By Chuong Nguyen | July 27, 2010 5:56 AM
After resisting efforts to join the 16:9 aspect ratio crowd, Apple is rumored to be upgrading its LED Cinema Display monitors and iMacs to support the widescreen format that’s appropriate for consumption of videos–such as DVDs, iTunes purchases, and web-based HD video content from YouTube and others. Changes to mobile product line–like the flush edge-to-edge glass screen–has eventually made it to Apple’s other products, such as its portables and desktops; similarly, Apple’s experiments with the 16:9 aspect ratio screens on desktops could potentially lead to changes to the company’s iPhone, iPod Touch, and iPad screen sizes and resolutions.

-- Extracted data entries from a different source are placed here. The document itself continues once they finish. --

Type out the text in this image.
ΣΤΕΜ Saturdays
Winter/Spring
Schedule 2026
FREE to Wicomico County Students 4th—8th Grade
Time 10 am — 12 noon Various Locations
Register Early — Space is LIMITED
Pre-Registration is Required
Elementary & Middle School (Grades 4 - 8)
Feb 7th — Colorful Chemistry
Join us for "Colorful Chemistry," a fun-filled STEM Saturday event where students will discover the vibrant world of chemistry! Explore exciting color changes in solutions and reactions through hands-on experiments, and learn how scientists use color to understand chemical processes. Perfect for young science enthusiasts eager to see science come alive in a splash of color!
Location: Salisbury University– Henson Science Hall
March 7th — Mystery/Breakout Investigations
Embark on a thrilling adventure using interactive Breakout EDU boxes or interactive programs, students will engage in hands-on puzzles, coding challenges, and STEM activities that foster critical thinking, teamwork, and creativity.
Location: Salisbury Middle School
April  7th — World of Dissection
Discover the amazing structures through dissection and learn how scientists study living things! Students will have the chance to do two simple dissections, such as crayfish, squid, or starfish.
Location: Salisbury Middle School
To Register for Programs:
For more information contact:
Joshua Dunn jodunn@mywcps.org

For Apple, the iPad brought with it criticism among some due to the device’s screen aspect ratio. With a high resolution screen that’s great for consumption of Internet content, including video, many were surprised that Apple didn’t go with a 16:9 aspect ratio that would display movies and videos beautifully without wasted space occupied by a black bar. The decision, however, to stick with a screen aspect ratio that was closer that of printed paper perhaps comes from the fact that Apple was still focused on the print industry, especially with its focus on iBooks and encouraging users to bring along PDFs, typically in 8.5″ by 11″ form factor.

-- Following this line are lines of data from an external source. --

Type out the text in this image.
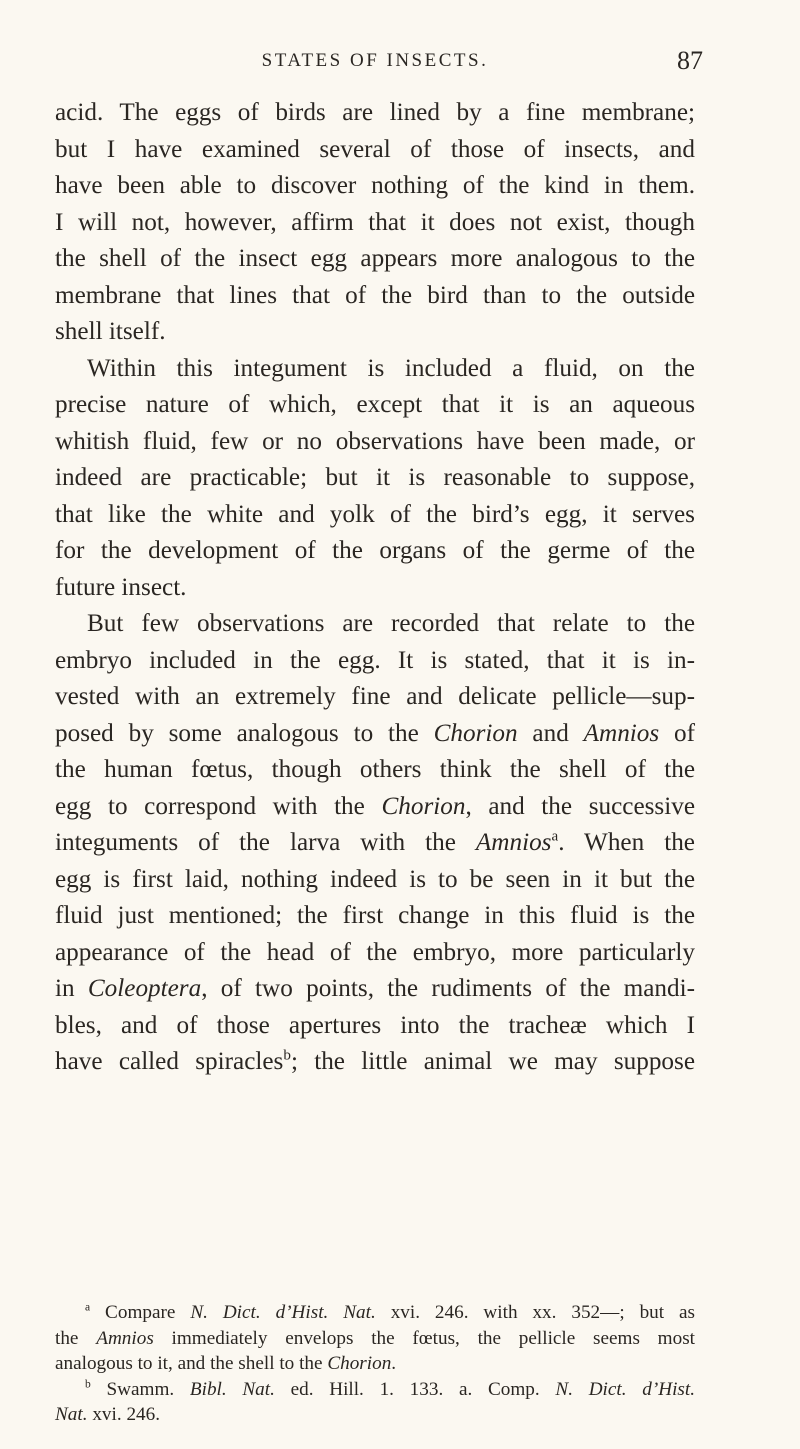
STATES OF INSECTS.	87
acid. The eggs of birds are lined by a fine membrane;
but I have examined several of those of insects, and
have been able to discover nothing of the kind in them.
I will not, however, affirm that it does not exist, though
the shell of the insect egg appears more analogous to the
membrane that lines that of the bird than to the outside
shell itself.
Within this integument is included a fluid, on the
precise nature of which, except that it is an aqueous
whitish fluid, few or no observations have been made, or
indeed are practicable; but it is reasonable to suppose,
that like the white and yolk of the bird’s egg, it serves
for the development of the organs of the germe of the
future insect.
But few observations are recorded that relate to the
embryo included in the egg. It is stated, that it is in-
vested with an extremely fine and delicate pellicle—sup-
posed by some analogous to the Chorion and Amnios of
the human fœtus, though others think the shell of the
egg to correspond with the Chorion, and the successive
integuments of the larva with the Amnios$^a$. When the
egg is first laid, nothing indeed is to be seen in it but the
fluid just mentioned; the first change in this fluid is the
appearance of the head of the embryo, more particularly
in Coleoptera, of two points, the rudiments of the mandi-
bles, and of those apertures into the tracheæ which I
have called spiracles$^b$; the little animal we may suppose
$^a$ Compare N. Dict. d’Hist. Nat. xvi. 246. with xx. 352—; but as
the Amnios immediately envelops the fœtus, the pellicle seems most
analogous to it, and the shell to the Chorion.
$^b$ Swamm. Bibl. Nat. ed. Hill. 1. 133. a. Comp. N. Dict. d’Hist.
Nat. xvi. 246.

However, some smartphones are already bucking the trend and are already using the 16:9 aspect ratio. Android phones such as the original Motorola Droid and the new Droid X both sport the 16:9 aspect ratio with its FWVGA resolution of 854 X 480 pixels.
Though it’s unclear what Apple’s interests are, a 16:9 aspect ratio phone or tablet would shift Apple’s focus away from print and towards videos, a push that the company has been making on the web as it focuses on HTML5 technologies and try to steer developers away from Flash, especially in video and interactive content and advertising.
Apple’s update to its desktop monitor and consumer desktop computer is speculated to be announced today, Tueday, according to numerous industry insiders.